[title]: # (SFU-Compliant Zones (3.5)) [tags]: # (windows api) [priority]: # (1)

Classic SFU-Compliant Zones (version 3.5)

If you have the Microsoft Services for UNIX (SFU) schema extension installed, you have the option of using SFU-compliant zones for storing data. With SFU-compliant zones, UNIX-specific attributes for users and groups are stored in the actual Active Directory user and Active Directory group objects, using attributes in Microsoft Services For UNIX (SFU) schema extension.

The schema extension must be already be installed in the forest. You cannot create SFU-compliant zones if the schema extension is not installed.

Unlike standard IBM Security zones, where a single Active Directory user can have multiple UNIX profiles, a single Active Directory user can only exist in one SFU zone because there is only one set of attributes in the Active Directory user object.

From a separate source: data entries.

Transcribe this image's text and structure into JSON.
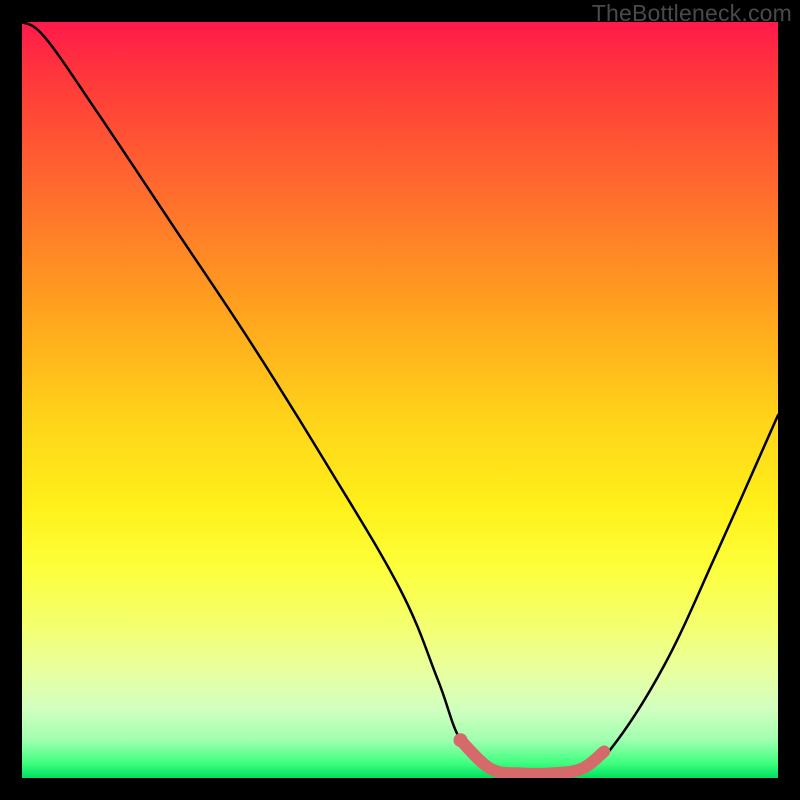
{
  "watermark": "TheBottleneck.com",
  "chart_data": {
    "type": "line",
    "title": "",
    "xlabel": "",
    "ylabel": "",
    "xlim": [
      0,
      100
    ],
    "ylim": [
      0,
      100
    ],
    "series": [
      {
        "name": "bottleneck-curve",
        "x": [
          0,
          3,
          10,
          20,
          30,
          40,
          50,
          55,
          58,
          62,
          66,
          70,
          74,
          78,
          85,
          92,
          100
        ],
        "y": [
          100,
          98,
          88,
          73,
          58,
          42,
          25,
          13,
          5,
          1,
          0.5,
          0.5,
          1,
          4,
          15,
          30,
          48
        ]
      }
    ],
    "highlight_segment": {
      "name": "optimal-range",
      "x": [
        58,
        62,
        66,
        70,
        74,
        77
      ],
      "y": [
        5,
        1.2,
        0.6,
        0.6,
        1.2,
        3.5
      ]
    }
  }
}
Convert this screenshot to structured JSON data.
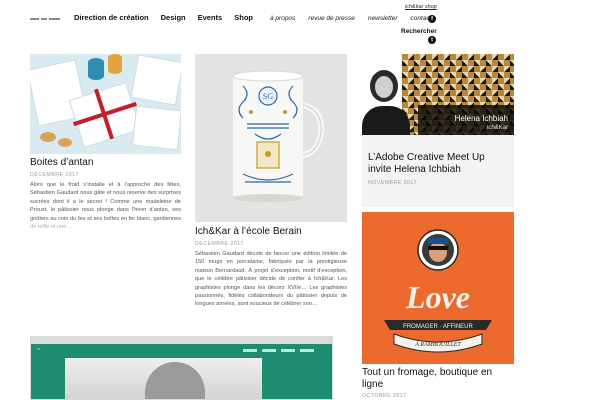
{
  "header": {
    "main_nav": [
      "Direction de création",
      "Design",
      "Events",
      "Shop"
    ],
    "secondary_nav": [
      "à propos",
      "revue de presse",
      "newsletter",
      "contact"
    ],
    "shop_link": "ich&kar shop",
    "search_label": "Rechercher",
    "social": [
      {
        "icon": "facebook-icon",
        "glyph": "f"
      },
      {
        "icon": "twitter-icon",
        "glyph": "t"
      },
      {
        "icon": "instagram-icon",
        "glyph": "in"
      }
    ]
  },
  "posts": [
    {
      "title": "Boites d’antan",
      "date": "Décembre 2017",
      "excerpt": "Alors que le froid s’installe et à l’approche des fêtes, Sébastien Gaudard nous gâte et nous réserve des surprises sucrées dont il a le secret ! Comme une madeleine de Proust, le pâtissier nous plonge dans l’hiver d’antan, ses goûters au coin du feu et ses boîtes en fer blanc, gardiennes de mille et une…"
    },
    {
      "title": "Ich&Kar à l’école Berain",
      "date": "Décembre 2017",
      "excerpt": "Sébastien Gaudard décide de lancer une édition limitée de 150 mugs en porcelaine, fabriqués par la prestigieuse maison Bernardaud. À projet d’exception, motif d’exception, que le célèbre pâtissier décide de confier à Ich&Kar. Les graphistes plonge dans les décors XVIIe… Les graphistes passionnés, fidèles collaborateurs du pâtissier depuis de longues années, sont soucieux de célébrer son…"
    },
    {
      "title": "L’Adobe Creative Meet Up invite Helena Ichbiah",
      "date": "Novembre 2017",
      "image_caption_name": "Helena Ichbiah",
      "image_caption_brand": "Ich&Kar"
    },
    {
      "title": "Tout un fromage, boutique en ligne",
      "date": "Octobre 2017",
      "image_text": {
        "word": "Love",
        "banner": "FROMAGER · AFFINEUR",
        "ribbon": "À RAMBOUILLET"
      }
    }
  ],
  "colors": {
    "cheese_bg": "#ec6a2d",
    "site_green": "#1e8c70",
    "ribbon_red": "#c0202a"
  }
}
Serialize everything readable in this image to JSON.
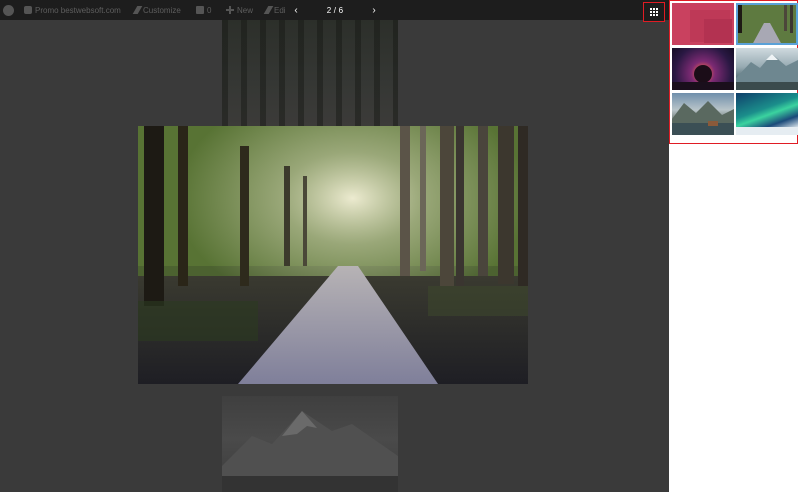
{
  "admin_bar": {
    "items": [
      {
        "icon": "wordpress-logo-icon",
        "label": ""
      },
      {
        "icon": "home-icon",
        "label": "Promo bestwebsoft.com"
      },
      {
        "icon": "customize-brush-icon",
        "label": "Customize"
      },
      {
        "icon": "comment-bubble-icon",
        "label": "0"
      },
      {
        "icon": "plus-icon",
        "label": "New"
      },
      {
        "icon": "edit-pencil-icon",
        "label": "Edi"
      }
    ]
  },
  "lightbox": {
    "counter": "2 / 6",
    "prev_icon": "chevron-left-icon",
    "next_icon": "chevron-right-icon",
    "prev_symbol": "‹",
    "next_symbol": "›",
    "grid_toggle_icon": "grid-dots-icon",
    "current_index": 2,
    "total": 6
  },
  "thumbnails": [
    {
      "name": "thumb-pink-placeholder",
      "active": false
    },
    {
      "name": "thumb-forest-road",
      "active": true
    },
    {
      "name": "thumb-purple-tree",
      "active": false
    },
    {
      "name": "thumb-snowy-mountains",
      "active": false
    },
    {
      "name": "thumb-mountain-lake-cabin",
      "active": false
    },
    {
      "name": "thumb-aurora",
      "active": false
    }
  ],
  "colors": {
    "highlight_border": "#e01c24",
    "active_thumb_outline": "#5aa1d8",
    "overlay_bg": "#3a3a3a",
    "admin_bar_bg": "#1d1d1d"
  }
}
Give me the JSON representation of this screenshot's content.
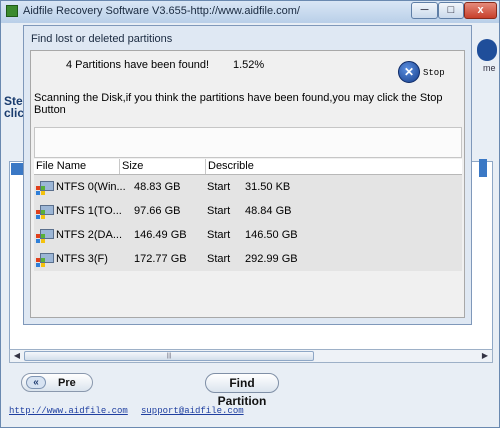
{
  "window": {
    "title": "Aidfile Recovery Software V3.655-http://www.aidfile.com/",
    "minimize_glyph": "─",
    "maximize_glyph": "□",
    "close_glyph": "x"
  },
  "background": {
    "step_line1": "Step",
    "step_line2": "clic",
    "me_label": "me",
    "scroll_left": "◀",
    "scroll_right": "▶",
    "scroll_grip": "|||"
  },
  "dialog": {
    "title": "Find lost or deleted partitions",
    "found_text": "4 Partitions have been found!",
    "progress_percent": "1.52%",
    "stop_label": "Stop",
    "stop_glyph": "✕",
    "scan_message": "Scanning the Disk,if you think the partitions have been found,you may click the Stop Button",
    "columns": {
      "file_name": "File Name",
      "size": "Size",
      "describle": "Describle"
    },
    "partitions": [
      {
        "name": "NTFS 0(Win...",
        "size": "48.83 GB",
        "start_label": "Start",
        "start": "31.50 KB"
      },
      {
        "name": "NTFS 1(TO...",
        "size": "97.66 GB",
        "start_label": "Start",
        "start": "48.84 GB"
      },
      {
        "name": "NTFS 2(DA...",
        "size": "146.49 GB",
        "start_label": "Start",
        "start": "146.50 GB"
      },
      {
        "name": "NTFS 3(F)",
        "size": "172.77 GB",
        "start_label": "Start",
        "start": "292.99 GB"
      }
    ]
  },
  "footer": {
    "pre_label": "Pre",
    "pre_glyph": "«",
    "find_partition_label": "Find Partition",
    "website_link": "http://www.aidfile.com",
    "support_link": "support@aidfile.com"
  },
  "icons": [
    "app-icon",
    "stop-icon",
    "partition-drive-icon",
    "double-left-arrow-icon"
  ]
}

A single user can, however, be in any number of IBM Security zones and zero or one SFU zone.

The structure of the zone and its sub-containers is the same as the classic IBM Security zone layout, with each zone stored as a separate tree in the directory and sub-containers for the Users, Groups, and Computers in each zone, but only the Computers sub-container is used.

Unlike classic IBM Security zones, in which UNIX attributes are stored in the serviceConnectionPoint objects, the SFU zones store UNIX attributes in the User and Group objects and use attributes provided by the SFU schema extension.